You cannot prove how they found out about your idea, but it doesn’t matter! If it is clear that the product is covered by your U.S. patent, you can sue them in federal court for patent infringement, to stop them from producing the infringing product. And you can seek damages. The bottom line is, patent law would provide a clear remedy, whereas simply relying on an NDA would not.
An NDA can be useful when the same person (or company) that signed the NDA goes ahead with the idea. When you have a patent, however, and someone replicates whatever is covered by your patent, your prior relationship with that person (or company) matters very little. When you have a patent, even people who innocently and coincidentally come out with the same product could be held liable for patent infringement.
So when are NDAs Bad?
They are bad when you attempt to use an NDA as your sole protection, especially when disclosing your idea to people you don’t know and trust fully. If patent protection is available, just having filed for a patent prior to disclosing the idea to a company will put you in a much better position. Filing the application will establish your priority and can prevent them from attempting to patent the idea themselves.
The question typically is whether what you have is patentable.

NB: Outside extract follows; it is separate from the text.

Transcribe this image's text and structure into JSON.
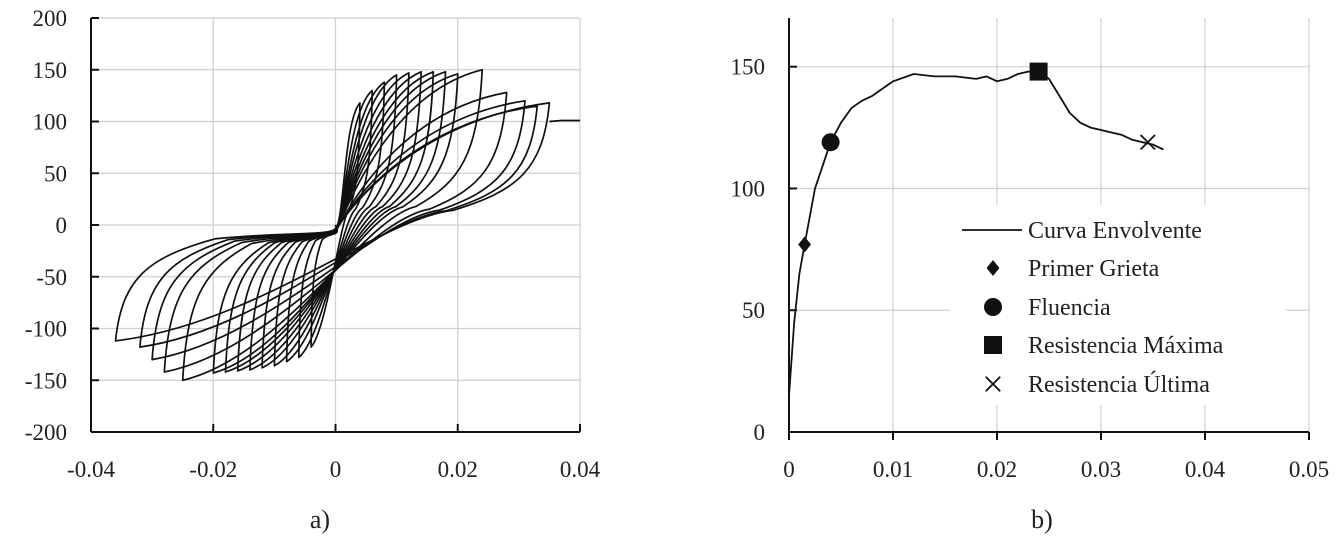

If what you have is valuable, and losing it would be devastating or even detrimental to you or your company, it’s worth having an evaluation performed to find out if it is patentable.
So when are NDAs useful, helpful, or good?
Here are a few instances where having an NDA is beneficial:
1. They help honest people to keep things quiet. Imagine that, in the absence of an NDA, even an honest but somewhat careless person might tell a friend about the cool idea you told them about. When an NDA has been signed, however, they are more likely to remember that this is supposed to be confidential information, and therefore remember not to tell others out it. So even between people who trust each other, a simple NDA is a reminder that keeping this information confidential is serious business.
2. They are a great back up for other forms of IP protection. Sometimes there may be doubt about whether your former joint venture partner is infringing your patent. If an NDA was signed, it can provide additional grounds for showing that their later activities stemmed from early confidential discussions you had with them, and therefore can provide you with additional remedies.
3. They can be helpful in establishing trade secrets. Trade secret protection is used under certain circumstances to protect a company’s valuable secrets. When information is stolen, it is important to establish the steps that the company took to keep the information confidential. So having employees sign NDAs obligating them to keep corporate information confidential can be extremely important if, for example, a competitor’s product can be linked to a leak (whether intentional or inadvertent) from one of your employees.
4. They are helpful when the concept/idea is not patentable—and not easily protected by other forms of IP protection. For example, certain business concepts, marketing or advertising ideas, and the like, might not qualify for patent protection. In those cases, signing an NDA might be the best you can do. It will provide a basis for a working relationship, that will help keep the parties honest. Be careful, however, not to jump to the conclusion that the NDA is your only option. Having your idea evaluated, to determine the best available strategies for protection is essential if what you have is valuable to you.
Final word regarding NDAs and patent attorneys: The truth is, both federal and state laws require patent attorneys to keep client’s—and potential clients’—information confidential. When a patent attorney signs such an agreement, it only duplicates an obligation that the law has already imposed upon all patent attorneys. So, if it makes you more comfortable, you can ask a patent attorney to sign an NDA before discussing your idea—but it’s not really necessary.